Agreed. I think “concurrent” might be a better description (I changed the thread title as well).

Yes. If you think we would benefit from a “Serial” example, I would be glad to remove the terminal widget and re-post. Just let me know.

Again, thanks!


#18

@CampHamp Perhaps you are running into the anti-flooding protection that was introduced into 0.5.0

It basically helps keep those that don’t use proper timing and logic from flooding and causing disconnections.

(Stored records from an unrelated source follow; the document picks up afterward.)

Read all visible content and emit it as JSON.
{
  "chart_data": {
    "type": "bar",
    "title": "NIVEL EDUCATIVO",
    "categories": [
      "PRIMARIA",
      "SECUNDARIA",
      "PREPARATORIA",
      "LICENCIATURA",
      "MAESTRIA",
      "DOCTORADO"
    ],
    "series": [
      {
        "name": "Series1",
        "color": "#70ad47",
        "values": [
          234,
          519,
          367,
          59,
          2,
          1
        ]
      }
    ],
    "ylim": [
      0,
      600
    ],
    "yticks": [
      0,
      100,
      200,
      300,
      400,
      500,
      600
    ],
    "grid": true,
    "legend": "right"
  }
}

I had ran into some governor like loop issues with some of my very fast processing projects (only possible due to internal network and Local Server) and supposedly the bypass command that seemed to help is

#define BLYNK_MSG_LIMIT 0

You can try that, but it will not guaranty that your use of blocking processes will not continue to cause issues as more features are added into the library.


#19

Blocking means that something is causing another thing to timeout. Please point out the timeout condition and the suspect. I may just be missing some mysterious thing, but my logic says as long as we do Blynk.run() constantly and yield() to ESP WiFi, then we are OK.

Next topic: Anti-Flooding condition. Not sending much data and not too fast either, right? I put Serial on there just to be sure and see no errors.

I think what we see is just a design decision that the handler not allow soft-interruption of BLYNK_WRITE. Each event is discreet and must complete before another event is handled. Sounds like the very abstract FIFO description to me in the release notes.

It essentially makes the system queue-based and could provide for course-grain, asynchronous communication. My issue is the upgrade impact is not clear, if you rely on the event-driven interrupts then they will need to be fixed (be made queue-based as well) and the event handler queue is tiny (1 event) and is not graceful when overfilled.


#20

As stated before, I have many projects, some with way too much going on (just code testbenchs) and I have no problems running multiple button, slider, timer called BLYNK_WRITE() functions “simultaneously”… AKA as fast as I can possibly press and adjust widgets.

BLYNK_WRITE() functions in of them selves are not blocking… but if they contain blocking code (AKA something that prevents the MCU from responding to normal stimuli) then that is the issue, not the packaging.

Instead of this cyclical argument… can you provide a sketch and QR code that can definitively show your repeatable issue… without actually using blocking processes like delay() and such? So far what you have provides has programmatic issues (when used in a Blynk based IoT communicative type sketch) that have been referenced by myself or the developers.


#21

I already did that. There is no delay() in the code I provided. Easy to read, install and reproduce. Go for it!